Işığı açtı biz odaya girerken. Işığı açmasına rağmen o iç bunaltıcı atmosfer hakimiyetini kaybetmemişti. Belki de bunun sebebi daha önce burada sayısız kere gerçekleştirmiş olduğu ritüellerdi. O günahlar, tıpkı örümcek ağları gibi yuvalanmıştı bu odanın her bir köşesine… Genel hatlarıyla boştu oda lakin bir köşede duran masa, ilk etapta göze çarpan şeydi. Detaylı olarak odaya göz gezdirince; yönü duvara çevrilmiş, yerde duran büyük bir boy aynası, dört sandalye ve masanın üzerinde duran kağıt, kalem, mumlar, ve çukur bir tabak göze çarpıyordu.

Adam sandalyelerden birine oturmadan, ayak üstü; benim getirdiğim malzemeleri masanın üzerine koydu. Bunları ayrıştırıp tabağın içine koydu.
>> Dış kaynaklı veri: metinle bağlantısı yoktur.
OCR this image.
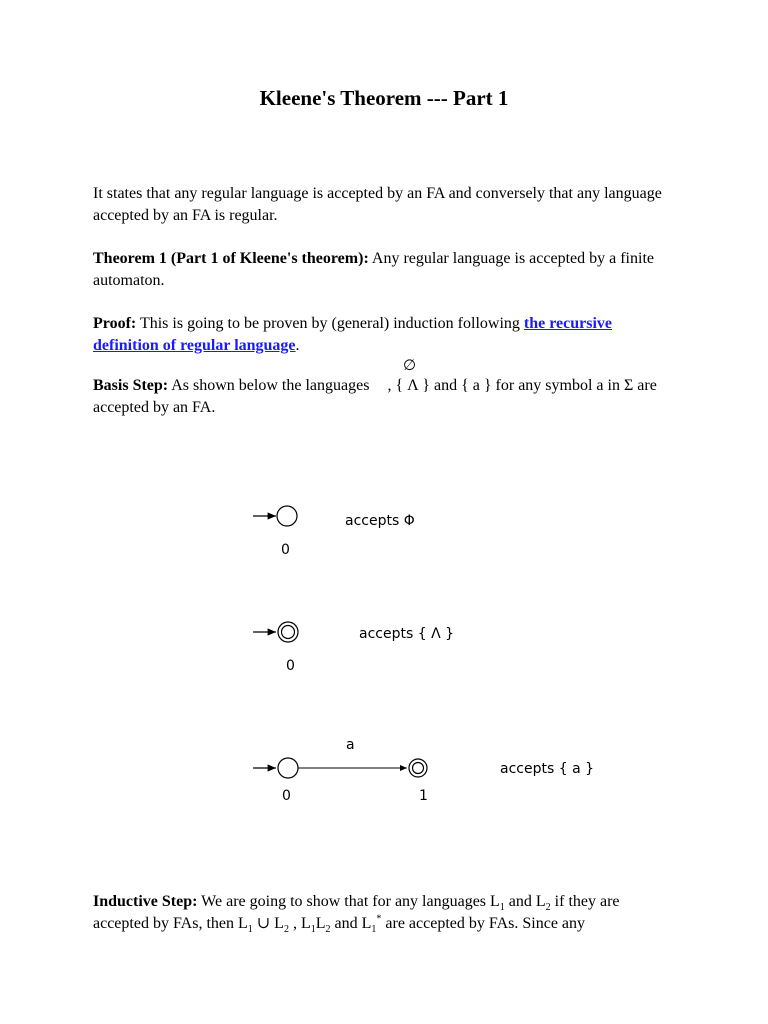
Kleene's Theorem --- Part 1
It states that any regular language is accepted by an FA and conversely that any language accepted by an FA is regular.
Theorem 1 (Part 1 of Kleene's theorem): Any regular language is accepted by a finite automaton.
Proof: This is going to be proven by (general) induction following the recursive definition of regular language.
∅
Basis Step: As shown below the languages  , { Λ } and { a } for any symbol a in Σ are accepted by an FA.
0
accepts Φ
0
accepts { Λ }
a
0	1
accepts { a }
Inductive Step: We are going to show that for any languages $L_1$ and $L_2$ if they are accepted by FAs, then $L_1$ ∪ $L_2$ , $L_1L_2$ and $L_1^*$ are accepted by FAs. Since any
Masanın üzerinde duran kağıtlardan birine yine masanın üzerindeki kalem vasıtası ile yazmaya başladı. Ben sadece izliyordum. Atakan’ın yaptığından çok daha ciddi bir ritüel olduğu bu kadar hazırlıktan belliydi. Sandalyelere oturmamızı söyledi. O dakikaya kadar “Ne olursa olsun!” diyen ve korkularımı bastırmış olan ben, artık iş bu noktaya gelince yaşadıklarıma, gördüklerime ve kabuslarıma rağmen içimdeki ürpertiye hakim olamıyordum.
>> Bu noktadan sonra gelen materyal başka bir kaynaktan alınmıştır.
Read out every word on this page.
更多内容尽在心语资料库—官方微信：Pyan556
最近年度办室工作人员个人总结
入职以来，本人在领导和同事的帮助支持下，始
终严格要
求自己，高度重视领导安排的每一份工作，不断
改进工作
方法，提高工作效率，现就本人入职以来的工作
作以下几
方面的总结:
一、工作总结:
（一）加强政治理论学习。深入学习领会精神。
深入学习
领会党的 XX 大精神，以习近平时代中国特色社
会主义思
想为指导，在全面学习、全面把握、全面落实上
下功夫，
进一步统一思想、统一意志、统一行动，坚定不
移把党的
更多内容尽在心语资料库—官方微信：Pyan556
Bize söylediği şekilde sandalyelere oturduk. Sandalyenin biri boş kalmıştı. Masada duran mumları yaktı. Aynayı masanın üzerine … şeklinde koydu. Mumları tek tek … şeklini elde edene kadar özenle aynanın üzerine yerleştirdi ve hepsini yaktı. Biraz evvel bir şeyler yazmış olduğu kağıdı ikiye böldü. Birini bana, birini Atakan’a verdi. Bunları o bize dediğinde; aynı anda okumamızı söyledi. Atakan’ın benden çok şey bilmesine, bu işlerle çok daha alakalı olmasına rağmen yüzündeki korku ile karışık tedirginlikten, bu ritüelden ne kadar çekindiği belli oluyordu. Onun bu tedirginlik dolu yüz ifadesine baktıkça; içimde türlü korkular filizleniyordu.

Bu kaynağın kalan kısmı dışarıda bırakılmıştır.